> DRYness for DRYness sake might feel satisfying when writing the code, but when changes need to be made, it often scatters constraints and requirements throughout the codebase, making any change an unestimatable mess of sneaky traps.
This also applies to "one-liners" when writing code. For example in ruby:
Looks nice and all, but it can be confusing when you need to fix a bug that you aren't sure of the source (foo or bar? maybe we shouldn't flatten yet? maybe we should join sooner?). It's much better, IMHO, to write more lines of code here so that you can easily test each step manually when a bug occurs.
Your point seems to be more about using chains of set operators rather than the fact that it is on one line.
I am a C# guy and I find Linq which is the equivalent to this insanely useful and I often write code as above. The tax on this is the rest of the team need to be up to speed in reading such code. If they are then what you gain is use of a bunch of predictable operators rather than loops with counters, state, etc... that could have subtle bugs.
Using code like this is no different to writing SQL that does joins and aggregates in a stored procedure and calling it from your code, something I also thing isn't a bad thing.
Debugging can be done by splitting it into lines, or using a decent enough debugger. Or making it pure and writing unit tests or property-based tests to cover it.
> Your point seems to be more about using chains of set operators rather than the fact that it is on one line.
It isn't, though. My point is that sticking chains on one line makes it difficult to read as well as debug the various bits and pieces that all rest on a single line.
Consider the task of debugging any arbitrary error where you have little more than a line number to go by. You now need to refactor the line just to find out which method invocation is causing the error.
There are also readability issues with lines like these.
In Visual studio it doesn't really make a difference from a debugging perspective. However in other debugging tools perhaps it does, and in that case I would tend to agree. But then this is a minor point, something that can be covered with a coding standard and linting the source.
Actually, yes. That's exactly what I'm advocating. Whether they are separate assignments or just chains broken up into multiple lines, the end is the same as far as what I'm talking about.
> It isn't, though. My point is that sticking chains on one line makes it difficult to read as well as debug the various bits and pieces that all rest on a single line.
The thing is, if you want to split the line into multiple lines you have to introduce local variables all over. I actually find this harder and more cumbersome to read because if you are reading the rest of the function, you want to know if these are used anywhere (assuming imperative language). If you have everything on a single line, then you know that the intermediate values are not used anywhere else.
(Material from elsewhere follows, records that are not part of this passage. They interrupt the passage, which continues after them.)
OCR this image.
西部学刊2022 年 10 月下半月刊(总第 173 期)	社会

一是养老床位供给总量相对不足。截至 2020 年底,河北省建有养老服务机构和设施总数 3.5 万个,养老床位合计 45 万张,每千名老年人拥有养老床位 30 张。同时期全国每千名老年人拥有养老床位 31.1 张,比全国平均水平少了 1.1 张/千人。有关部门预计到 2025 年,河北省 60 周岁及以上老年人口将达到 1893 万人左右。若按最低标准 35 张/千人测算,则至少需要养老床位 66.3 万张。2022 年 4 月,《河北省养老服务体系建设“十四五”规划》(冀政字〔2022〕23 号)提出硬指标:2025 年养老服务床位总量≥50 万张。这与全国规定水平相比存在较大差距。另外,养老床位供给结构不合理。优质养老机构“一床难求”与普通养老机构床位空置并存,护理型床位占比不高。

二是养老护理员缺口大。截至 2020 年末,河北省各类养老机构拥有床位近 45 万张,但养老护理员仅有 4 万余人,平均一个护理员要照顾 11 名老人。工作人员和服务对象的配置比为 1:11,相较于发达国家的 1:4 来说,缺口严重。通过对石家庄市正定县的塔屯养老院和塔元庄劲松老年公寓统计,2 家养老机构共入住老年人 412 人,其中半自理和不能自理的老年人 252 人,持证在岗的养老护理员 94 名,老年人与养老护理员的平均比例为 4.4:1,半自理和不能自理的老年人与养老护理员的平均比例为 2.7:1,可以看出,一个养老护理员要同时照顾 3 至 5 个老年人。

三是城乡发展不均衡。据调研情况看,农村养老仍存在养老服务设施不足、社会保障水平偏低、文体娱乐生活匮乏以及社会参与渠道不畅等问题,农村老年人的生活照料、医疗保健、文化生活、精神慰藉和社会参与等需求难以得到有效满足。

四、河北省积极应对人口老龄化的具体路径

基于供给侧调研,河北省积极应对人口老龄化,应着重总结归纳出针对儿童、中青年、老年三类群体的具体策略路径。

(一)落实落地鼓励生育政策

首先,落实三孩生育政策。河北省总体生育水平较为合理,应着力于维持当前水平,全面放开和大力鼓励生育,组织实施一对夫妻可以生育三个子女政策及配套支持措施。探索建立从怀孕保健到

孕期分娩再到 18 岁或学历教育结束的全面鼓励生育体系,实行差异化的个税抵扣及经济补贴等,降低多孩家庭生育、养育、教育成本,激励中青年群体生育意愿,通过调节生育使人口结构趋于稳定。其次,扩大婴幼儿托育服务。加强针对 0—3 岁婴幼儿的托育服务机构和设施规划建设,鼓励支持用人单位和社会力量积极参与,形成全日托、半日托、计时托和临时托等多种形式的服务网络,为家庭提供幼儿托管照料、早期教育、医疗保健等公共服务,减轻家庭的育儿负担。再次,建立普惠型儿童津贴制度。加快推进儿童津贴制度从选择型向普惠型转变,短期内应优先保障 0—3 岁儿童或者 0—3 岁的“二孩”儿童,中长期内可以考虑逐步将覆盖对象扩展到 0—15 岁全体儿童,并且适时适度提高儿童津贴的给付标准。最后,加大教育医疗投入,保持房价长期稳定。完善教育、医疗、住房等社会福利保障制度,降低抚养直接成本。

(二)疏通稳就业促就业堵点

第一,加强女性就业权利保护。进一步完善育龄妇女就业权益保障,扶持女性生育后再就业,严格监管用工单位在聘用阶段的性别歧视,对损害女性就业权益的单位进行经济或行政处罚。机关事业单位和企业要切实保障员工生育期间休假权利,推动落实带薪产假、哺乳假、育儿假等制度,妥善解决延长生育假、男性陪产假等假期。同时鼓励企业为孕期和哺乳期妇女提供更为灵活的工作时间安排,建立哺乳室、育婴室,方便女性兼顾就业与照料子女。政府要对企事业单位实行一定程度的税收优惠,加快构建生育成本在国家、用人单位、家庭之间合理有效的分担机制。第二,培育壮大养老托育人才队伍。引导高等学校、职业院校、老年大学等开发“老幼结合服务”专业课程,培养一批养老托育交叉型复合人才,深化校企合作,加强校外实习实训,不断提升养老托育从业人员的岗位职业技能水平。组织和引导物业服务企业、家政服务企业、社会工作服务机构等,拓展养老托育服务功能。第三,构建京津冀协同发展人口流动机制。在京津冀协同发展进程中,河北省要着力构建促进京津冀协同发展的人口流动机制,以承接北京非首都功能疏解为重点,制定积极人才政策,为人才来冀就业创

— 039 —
I agree that the line number thing is helpful though. However, if you realize you have a bug you'll likely have to reproduce it anyway, and at that time you can introduce local variables just to see where you went wrong.
Perhaps in the end this is just subjective? This style is very common in functional programming (which I prefer) so maybe that's why I like it and hate having more local variables to keep track of.
> Consider the task of debugging any arbitrary error where you have little more than a line number to go by. You now need to refactor the line just to find out which method invocation is causing the error.
That's a tooling issue. The right thing is to enhance the stack trace to give more than a line number, and the debugger to allow a more specific breakpoint.
> There are also readability issues with lines like these.
Maybe, but the biggest readability issue by far is when a class or function spills beyond a single screen. Avoiding that is worth a lot of cramped lines.
Couldn't agree more. Writing a single line of code that can fail multiple ways (especially the same way on multiple parts) is one of my constant source of annoyances. Not from a DRY perspective, but from your code has a bug, but I can't give you enough detail to immediately fix it because it could be one of these X reasons. Especially on production systems, these become the sorts of issues where the developer makes some temporary fixes to the code, then has wait to observe the bug again to work out which line is broken.
I'm not addressing your overall point, but one thing I learned about recently that could help in debugging those Ruby one-liners is the `tap` method. You can stick it in the chain and set a breakpoint.
Further off-topic, but I almost exclusively see tap used as some kind of clever way around a return line, e.g. instead of:
def build_hash_or_whatever
hash = Hash.new
hash[:foo] = some_generating_method
hash[:bar] = "some value" if whatever?
# More hash construction nonsense
hash
end
With tap it is:
def build_hash_or_whatever
Hash.new.tap do |hash|
hash[:foo] = some_generating_method
hash[:bar] = "some value" if whatever?
# More hash construction nonsense
end
end
I think the tap-form is significantly worse and I don't understand the aversion to a single line that clearly shows what you are returning.
Funny you mention it, I'm also a bit anti-chaining for the same reasons.
Do we need a cute name to describe the practice of optimizing code for maintainability? "Craftsmanship" speaks to the building process, what should we call it when we make code that is understandable and straightforward to change?
This also applies to "one-liners" when writing code. For example in ruby:
Model.where(...).foo { ... }.flatten.bar { ... }.join(...)
Looks nice and all, but it can be confusing when you need to fix a bug that you aren't sure of the source (foo or bar? maybe we shouldn't flatten yet? maybe we should join sooner?). It's much better, IMHO, to write more lines of code here so that you can easily test each step manually when a bug occurs.